The media library was also very basic in those days. You actually had to add the absolute path of the media folder in your b2config.php file, like this:
$fileupload_realpath = '/home/example/public_html/images';
Organize media into folders
The media library improved over the years but one thing I never got around to switching on was this one, now found in Settings > Media: “Organize my uploads into month- and year-based folders”. I kind of wish I had now, because I have nearly 3,680 images sitting loose in /wp-content.
As part of my site migration from www.garethjmsaunders.co.uk to www.garethjmsaunders.co.uk/blog I am trying to plan the best way to move all these images into month- and year-based folders.

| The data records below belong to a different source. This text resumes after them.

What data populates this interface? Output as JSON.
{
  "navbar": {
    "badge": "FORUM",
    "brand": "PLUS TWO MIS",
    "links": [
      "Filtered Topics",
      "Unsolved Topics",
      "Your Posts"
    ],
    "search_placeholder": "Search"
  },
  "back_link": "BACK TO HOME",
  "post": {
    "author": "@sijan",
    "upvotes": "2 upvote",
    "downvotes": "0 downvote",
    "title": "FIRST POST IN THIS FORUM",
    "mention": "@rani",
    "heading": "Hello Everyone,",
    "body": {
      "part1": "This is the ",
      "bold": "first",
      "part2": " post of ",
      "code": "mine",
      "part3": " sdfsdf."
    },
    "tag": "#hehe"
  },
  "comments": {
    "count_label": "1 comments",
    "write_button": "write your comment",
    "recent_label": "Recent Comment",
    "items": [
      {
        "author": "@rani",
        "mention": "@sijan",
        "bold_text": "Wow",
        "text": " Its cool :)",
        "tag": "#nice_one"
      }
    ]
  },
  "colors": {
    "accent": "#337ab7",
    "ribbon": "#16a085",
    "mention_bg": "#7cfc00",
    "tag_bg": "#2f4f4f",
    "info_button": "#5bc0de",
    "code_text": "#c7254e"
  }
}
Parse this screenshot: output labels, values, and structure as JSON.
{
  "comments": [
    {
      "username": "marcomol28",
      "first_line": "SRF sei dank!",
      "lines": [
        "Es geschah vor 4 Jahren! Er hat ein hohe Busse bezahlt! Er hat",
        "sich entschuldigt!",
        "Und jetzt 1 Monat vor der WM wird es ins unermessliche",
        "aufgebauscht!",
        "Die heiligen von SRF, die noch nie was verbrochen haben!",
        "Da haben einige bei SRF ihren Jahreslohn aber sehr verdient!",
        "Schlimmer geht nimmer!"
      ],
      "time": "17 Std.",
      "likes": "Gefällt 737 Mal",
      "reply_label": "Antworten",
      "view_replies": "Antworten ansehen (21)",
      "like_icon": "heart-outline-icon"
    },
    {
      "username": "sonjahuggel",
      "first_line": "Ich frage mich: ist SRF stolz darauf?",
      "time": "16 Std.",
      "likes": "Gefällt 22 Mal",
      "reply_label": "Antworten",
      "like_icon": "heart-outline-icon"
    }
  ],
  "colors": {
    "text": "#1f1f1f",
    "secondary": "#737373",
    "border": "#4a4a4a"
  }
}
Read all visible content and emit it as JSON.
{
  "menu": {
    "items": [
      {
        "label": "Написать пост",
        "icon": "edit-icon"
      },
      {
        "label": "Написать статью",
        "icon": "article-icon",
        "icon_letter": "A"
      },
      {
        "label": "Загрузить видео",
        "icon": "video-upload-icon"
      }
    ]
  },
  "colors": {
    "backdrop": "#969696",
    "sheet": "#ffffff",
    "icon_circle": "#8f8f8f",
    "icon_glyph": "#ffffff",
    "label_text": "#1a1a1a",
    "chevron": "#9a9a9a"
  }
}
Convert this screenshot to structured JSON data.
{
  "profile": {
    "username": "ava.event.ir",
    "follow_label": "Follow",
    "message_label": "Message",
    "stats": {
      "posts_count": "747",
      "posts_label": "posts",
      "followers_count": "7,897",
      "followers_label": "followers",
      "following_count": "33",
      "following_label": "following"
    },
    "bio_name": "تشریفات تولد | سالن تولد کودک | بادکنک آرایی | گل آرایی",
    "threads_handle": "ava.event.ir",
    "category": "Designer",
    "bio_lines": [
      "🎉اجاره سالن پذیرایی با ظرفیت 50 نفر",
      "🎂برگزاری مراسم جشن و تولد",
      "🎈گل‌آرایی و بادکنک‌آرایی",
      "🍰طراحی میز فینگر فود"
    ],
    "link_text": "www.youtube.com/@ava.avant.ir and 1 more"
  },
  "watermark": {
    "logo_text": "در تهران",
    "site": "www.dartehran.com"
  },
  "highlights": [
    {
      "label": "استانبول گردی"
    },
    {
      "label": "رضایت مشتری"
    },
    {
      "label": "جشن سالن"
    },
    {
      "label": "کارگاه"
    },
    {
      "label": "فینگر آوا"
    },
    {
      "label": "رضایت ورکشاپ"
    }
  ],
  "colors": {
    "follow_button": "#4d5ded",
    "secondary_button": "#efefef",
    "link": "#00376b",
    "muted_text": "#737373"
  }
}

If you have any thoughts please do leave them in the comments.
What I did discover, however, is that if I were to retrospectively upload an image today to the media library, say for a blog post dated 9 August 2007, WordPress will upload it to a directory for the month associated with the post (/wp-content/uploads/2007/08/) and not the month I actually uploaded it (May 2014).
However, the media library filter still lists the file as having been uploaded during May 2014.
According to this support ticket “#10752 Uploading new media to existing posts/pages backdates file location” this is a feature, not a bug. It would be rather nice if you could choose which convention it uses: I’d prefer to be able to filter images according to when the image was used on a post, rather than when I ‘fixed’ the image.